The troubled supermarket, whose share price has fallen more than 15.5 per cent in a year, is the company “nearest to the 111th threshold” to enter the FTSE 250, the London Stock Exchange said today.  
 
Satellite network operator Inmarsat is in line to enter the FTSE 100. The FTSE EMEA committee meets on Wednesday (June 3) to discuss the risers and fallers for this period.
 
Morrisons certainly has had what could be described as an annus horribilis:  the northern grocer has consistently lost market share with the likes of Aldi and Lidl taking a chunk out of the budget supermarket sector.
 
It revealed a 4.9 per cent drop in turnover to £16.8bn earlier this year, resulting in a pre-tax loss of £792m. 
 
Chief executive Dalton Philips was ousted by the company, replaced by David Potts who instantly set about making hundreds of redundancies in head office in order to increase the head count on the shop floor. 
 
Philips is in line for a £3m pay package, but Morrisons is expected to clash with shareholders over the matter this week. 
 
If Morrisons were demoted it would be the only one of the “big four” supermarkets listed in the UK not to be in the FTSE 100. 
 
The FTSE committee said the final decision would be made based on close-of-play data from Tuesday (June 2) and will be made effective after market close on Friday 19 June. 
 
Meanwhile banknote printer De La Rue, renewable energy provider Infinis and consultancy RPS Group are facing demotion from the FTSE 250.
 
De Le Rue's share price collapsed last week after slashing its dividend as pre-tax profits fell 35 per cent to £38.9m for the year to the end of March. 
 
The 202-year-old company cut its final dividend to 16.7p per share, taking the annual payout to 25p – down from 42.3p a year before – amid increase competition and cost pressures. Its share price is down 10 per cent on last week.
 
Conversely Infinis has upped its dividend to 122p per share after transforming from a £29m loss in the year to end-March 2014 to a profit of £28.1m in the most recent financial year.
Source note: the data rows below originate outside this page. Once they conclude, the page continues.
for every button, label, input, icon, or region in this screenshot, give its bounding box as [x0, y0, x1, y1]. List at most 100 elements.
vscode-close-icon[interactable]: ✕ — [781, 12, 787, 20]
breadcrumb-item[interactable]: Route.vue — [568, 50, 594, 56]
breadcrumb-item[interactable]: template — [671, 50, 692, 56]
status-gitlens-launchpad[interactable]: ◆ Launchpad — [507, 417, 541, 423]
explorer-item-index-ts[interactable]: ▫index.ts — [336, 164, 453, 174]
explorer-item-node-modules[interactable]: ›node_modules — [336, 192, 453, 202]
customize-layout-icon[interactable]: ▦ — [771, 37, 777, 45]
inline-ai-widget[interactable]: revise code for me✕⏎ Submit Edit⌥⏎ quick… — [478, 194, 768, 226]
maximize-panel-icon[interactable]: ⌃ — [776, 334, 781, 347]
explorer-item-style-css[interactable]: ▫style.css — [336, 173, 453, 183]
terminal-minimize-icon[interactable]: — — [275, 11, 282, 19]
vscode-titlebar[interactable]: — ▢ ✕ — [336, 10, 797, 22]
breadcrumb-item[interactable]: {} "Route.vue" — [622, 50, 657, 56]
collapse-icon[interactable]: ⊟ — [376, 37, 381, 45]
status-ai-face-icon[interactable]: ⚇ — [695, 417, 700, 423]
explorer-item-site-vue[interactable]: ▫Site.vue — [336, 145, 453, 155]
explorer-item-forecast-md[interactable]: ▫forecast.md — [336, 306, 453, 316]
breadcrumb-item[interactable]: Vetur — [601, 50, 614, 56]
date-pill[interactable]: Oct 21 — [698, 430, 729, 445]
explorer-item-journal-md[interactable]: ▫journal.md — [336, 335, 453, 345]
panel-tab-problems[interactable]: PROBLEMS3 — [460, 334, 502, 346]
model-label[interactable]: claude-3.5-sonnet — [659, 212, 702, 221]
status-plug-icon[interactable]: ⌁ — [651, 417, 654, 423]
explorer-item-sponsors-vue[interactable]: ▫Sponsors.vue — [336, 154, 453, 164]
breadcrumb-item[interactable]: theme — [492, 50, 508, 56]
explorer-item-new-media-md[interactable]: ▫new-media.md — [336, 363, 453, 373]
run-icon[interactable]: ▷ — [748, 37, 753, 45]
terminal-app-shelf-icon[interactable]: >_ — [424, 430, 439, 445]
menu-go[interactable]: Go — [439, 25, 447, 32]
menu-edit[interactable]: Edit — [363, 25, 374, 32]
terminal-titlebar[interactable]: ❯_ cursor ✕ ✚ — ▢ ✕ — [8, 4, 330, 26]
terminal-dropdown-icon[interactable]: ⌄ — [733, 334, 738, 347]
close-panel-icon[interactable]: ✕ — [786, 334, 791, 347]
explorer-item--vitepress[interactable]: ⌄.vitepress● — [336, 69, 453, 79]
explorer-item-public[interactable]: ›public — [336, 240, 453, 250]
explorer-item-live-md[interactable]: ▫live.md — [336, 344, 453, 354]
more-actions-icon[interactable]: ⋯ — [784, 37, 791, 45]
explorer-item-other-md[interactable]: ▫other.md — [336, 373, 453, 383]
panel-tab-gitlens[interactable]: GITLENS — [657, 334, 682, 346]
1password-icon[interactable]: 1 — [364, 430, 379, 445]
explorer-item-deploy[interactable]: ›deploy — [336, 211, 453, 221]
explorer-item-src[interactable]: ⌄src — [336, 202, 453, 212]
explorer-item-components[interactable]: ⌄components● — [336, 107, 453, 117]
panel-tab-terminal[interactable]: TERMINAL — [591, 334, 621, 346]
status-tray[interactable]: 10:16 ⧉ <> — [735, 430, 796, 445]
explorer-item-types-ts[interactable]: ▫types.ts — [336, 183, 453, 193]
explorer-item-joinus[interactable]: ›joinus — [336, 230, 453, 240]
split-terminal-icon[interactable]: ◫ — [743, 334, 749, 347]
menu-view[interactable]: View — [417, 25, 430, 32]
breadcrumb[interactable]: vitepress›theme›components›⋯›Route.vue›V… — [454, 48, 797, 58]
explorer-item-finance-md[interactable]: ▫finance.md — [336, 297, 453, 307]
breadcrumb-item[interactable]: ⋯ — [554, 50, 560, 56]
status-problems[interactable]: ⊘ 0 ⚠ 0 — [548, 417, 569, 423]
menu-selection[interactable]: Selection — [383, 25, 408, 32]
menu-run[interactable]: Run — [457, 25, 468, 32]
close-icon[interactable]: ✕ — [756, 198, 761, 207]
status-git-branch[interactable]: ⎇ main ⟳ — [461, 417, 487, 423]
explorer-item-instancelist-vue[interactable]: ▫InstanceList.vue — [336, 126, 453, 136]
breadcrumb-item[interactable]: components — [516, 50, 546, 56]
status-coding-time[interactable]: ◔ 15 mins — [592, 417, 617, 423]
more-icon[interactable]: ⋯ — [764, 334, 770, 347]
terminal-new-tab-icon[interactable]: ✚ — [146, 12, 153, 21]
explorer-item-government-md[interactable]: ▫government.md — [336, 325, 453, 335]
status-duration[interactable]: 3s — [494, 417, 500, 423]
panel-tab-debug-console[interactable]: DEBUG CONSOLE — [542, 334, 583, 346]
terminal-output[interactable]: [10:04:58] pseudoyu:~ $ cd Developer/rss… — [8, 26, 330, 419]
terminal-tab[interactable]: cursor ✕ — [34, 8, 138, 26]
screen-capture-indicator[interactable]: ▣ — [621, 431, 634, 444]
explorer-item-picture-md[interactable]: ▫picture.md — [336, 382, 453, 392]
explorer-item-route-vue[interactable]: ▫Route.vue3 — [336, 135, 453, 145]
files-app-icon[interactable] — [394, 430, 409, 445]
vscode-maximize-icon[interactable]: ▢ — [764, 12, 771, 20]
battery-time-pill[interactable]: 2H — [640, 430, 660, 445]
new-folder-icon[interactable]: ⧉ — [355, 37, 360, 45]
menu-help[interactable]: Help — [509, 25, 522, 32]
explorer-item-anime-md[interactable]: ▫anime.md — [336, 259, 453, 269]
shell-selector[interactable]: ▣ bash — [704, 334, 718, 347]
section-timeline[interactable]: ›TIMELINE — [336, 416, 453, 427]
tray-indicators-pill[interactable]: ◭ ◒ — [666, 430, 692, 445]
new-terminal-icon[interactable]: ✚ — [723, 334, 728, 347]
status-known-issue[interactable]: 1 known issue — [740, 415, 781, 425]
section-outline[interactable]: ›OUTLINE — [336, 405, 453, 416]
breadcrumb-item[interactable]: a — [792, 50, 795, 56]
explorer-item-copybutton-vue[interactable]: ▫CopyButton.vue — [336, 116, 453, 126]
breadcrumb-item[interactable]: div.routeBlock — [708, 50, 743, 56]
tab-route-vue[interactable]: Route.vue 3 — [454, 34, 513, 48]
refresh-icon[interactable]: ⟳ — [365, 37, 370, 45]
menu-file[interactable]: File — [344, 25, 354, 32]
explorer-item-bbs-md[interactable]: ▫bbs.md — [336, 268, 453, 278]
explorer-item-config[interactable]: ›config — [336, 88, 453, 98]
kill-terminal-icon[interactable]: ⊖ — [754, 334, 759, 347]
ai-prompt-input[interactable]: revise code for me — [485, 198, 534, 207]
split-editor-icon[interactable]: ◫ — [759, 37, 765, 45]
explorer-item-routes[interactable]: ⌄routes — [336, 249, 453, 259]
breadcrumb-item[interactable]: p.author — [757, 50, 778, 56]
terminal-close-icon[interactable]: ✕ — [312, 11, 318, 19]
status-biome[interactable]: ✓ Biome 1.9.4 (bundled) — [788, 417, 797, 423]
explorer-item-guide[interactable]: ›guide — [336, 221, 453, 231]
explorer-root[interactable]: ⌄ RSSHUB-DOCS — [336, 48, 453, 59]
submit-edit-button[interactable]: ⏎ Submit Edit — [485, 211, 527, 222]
It also has the backing of plenty of analysts out there, including Investec, but over the year-to-date its share price has fallen 15 per cent.
 
RPS' share price meanwhile has fallen over the last three months, dropping more sharply after it acquired Norwegian Metier Holding for £22.3m. 
 
If these three companies drop out of the FTSE 250, there are seven potential companies vying to replace them. 
 
Challenger bank Aldermore; recently listed Auto Trader Group; B&M European Value Retail; John Laing Group; Onesavings Bank; Shawbook Group; and Neil Woodford's fund the Woodford Patient Capital Trust.